Pigs of paradise at Shangri-La restaurant
Chefs at work in the kitchen at Hylandia by Shangri-La. |
"Always judge a pig by its fat," Wu says he tells his cooks and chefs. "A qualified chef (for cooking Tibetan dishes) must be able to tell the difference between a Tibetan pig and a common one, which lies in the fat they carry."
A more apt comparison for the roast Tibetan pig would be to cochinillo asado, or Spanish roast suckling pig. Although the Tibetan one doesn't look like cochinillo upon serving - the meat is much darker in color and wrapped in lettuce leaves-the texture of the pork is similarly moist and chewy. The only difference is that there is a more exotic and aromatic flavor thanks to spices, herbs and the smoke from pine, peach and plum charcoal.
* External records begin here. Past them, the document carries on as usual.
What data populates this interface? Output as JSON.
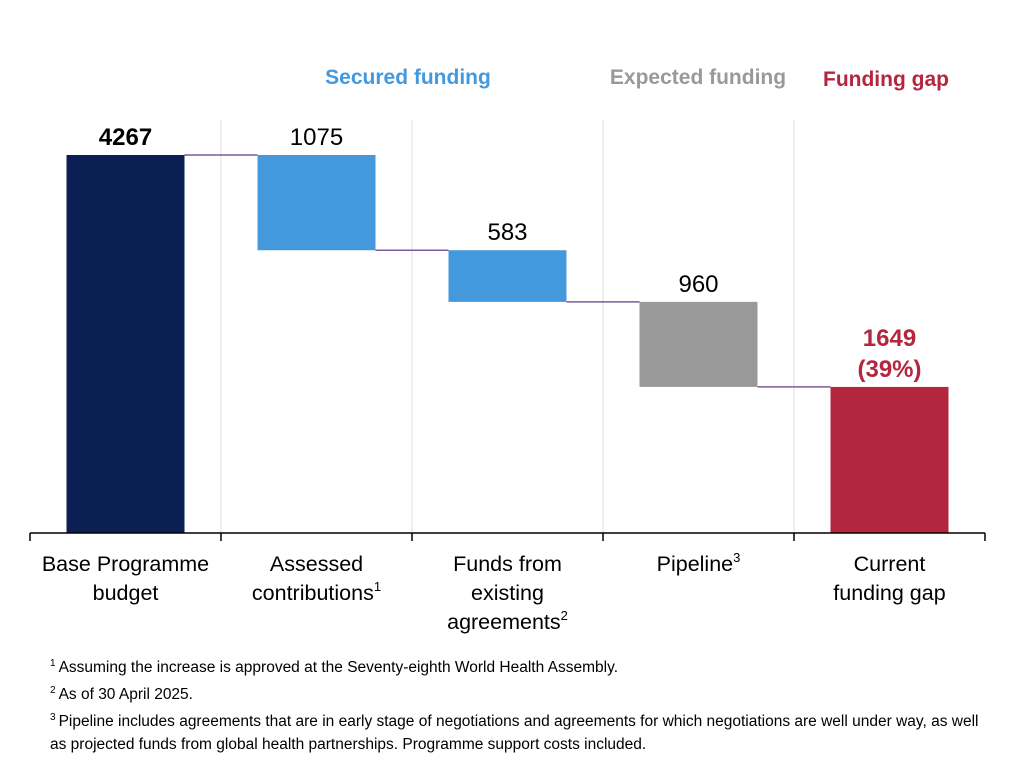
{
  "chart_data": {
    "type": "waterfall",
    "categories": [
      {
        "lines": [
          "Base Programme",
          "budget"
        ],
        "sup": ""
      },
      {
        "lines": [
          "Assessed",
          "contributions"
        ],
        "sup": "1"
      },
      {
        "lines": [
          "Funds from",
          "existing",
          "agreements"
        ],
        "sup": "2"
      },
      {
        "lines": [
          "Pipeline"
        ],
        "sup": "3"
      },
      {
        "lines": [
          "Current",
          "funding gap"
        ],
        "sup": ""
      }
    ],
    "values": [
      4267,
      1075,
      583,
      960,
      1649
    ],
    "kind": [
      "total",
      "decrease",
      "decrease",
      "decrease",
      "total"
    ],
    "value_labels": [
      [
        "4267"
      ],
      [
        "1075"
      ],
      [
        "583"
      ],
      [
        "960"
      ],
      [
        "1649",
        "(39%)"
      ]
    ],
    "legend": [
      {
        "label": "Secured funding",
        "color": "#4499dd"
      },
      {
        "label": "Expected funding",
        "color": "#999999"
      },
      {
        "label": "Funding gap",
        "color": "#b3263d"
      }
    ],
    "colors": [
      "#0c1f55",
      "#4499dd",
      "#4499dd",
      "#999999",
      "#b3263d"
    ],
    "label_colors": [
      "#000000",
      "#000000",
      "#000000",
      "#000000",
      "#b3263d"
    ],
    "connector_color": "#7a5c9a",
    "ylim": [
      0,
      4267
    ]
  },
  "footnotes": [
    {
      "num": "1",
      "text": "Assuming the increase is approved at the Seventy-eighth World Health Assembly."
    },
    {
      "num": "2",
      "text": "As of 30 April 2025."
    },
    {
      "num": "3",
      "text": "Pipeline includes agreements that are in early stage of negotiations and agreements for which negotiations are well under way, as well as projected funds from global health partnerships. Programme support costs included."
    }
  ]
}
The classic accompaniments are roasted potatoes and ears of corn, and the hotel's suggested wine, cabernet sauvignon also from Shangri-La, makes an excellent pairing. But the best "sauce" spicing up the experience is the atmosphere. The pig is roasted a la minute in open air, 5 kilometers away from the hotel, under a wood stand that locals use for drying green barley, deep in a valley surrounded by snow-capped mountains and deep gorges. It's apart of a day trip, if not the highlight, that the hotel offers to organize for guests who want to experience local villages and the culture.
"This is my slice of Shangri-La," says Wu, who is also working on interpretations of yakmilk yoghurt and matsutake sashimi, which are already served at the hotel, but are not yet "perfect".
"Come to Shangri-La, if you are out of work. Come to Shangri-La, if you are out of love," Wu mumbles.
"Were you out of work or love?" I ask.
"I am now in love with Tibetan pigs and employed at the world's most beautiful place," he says.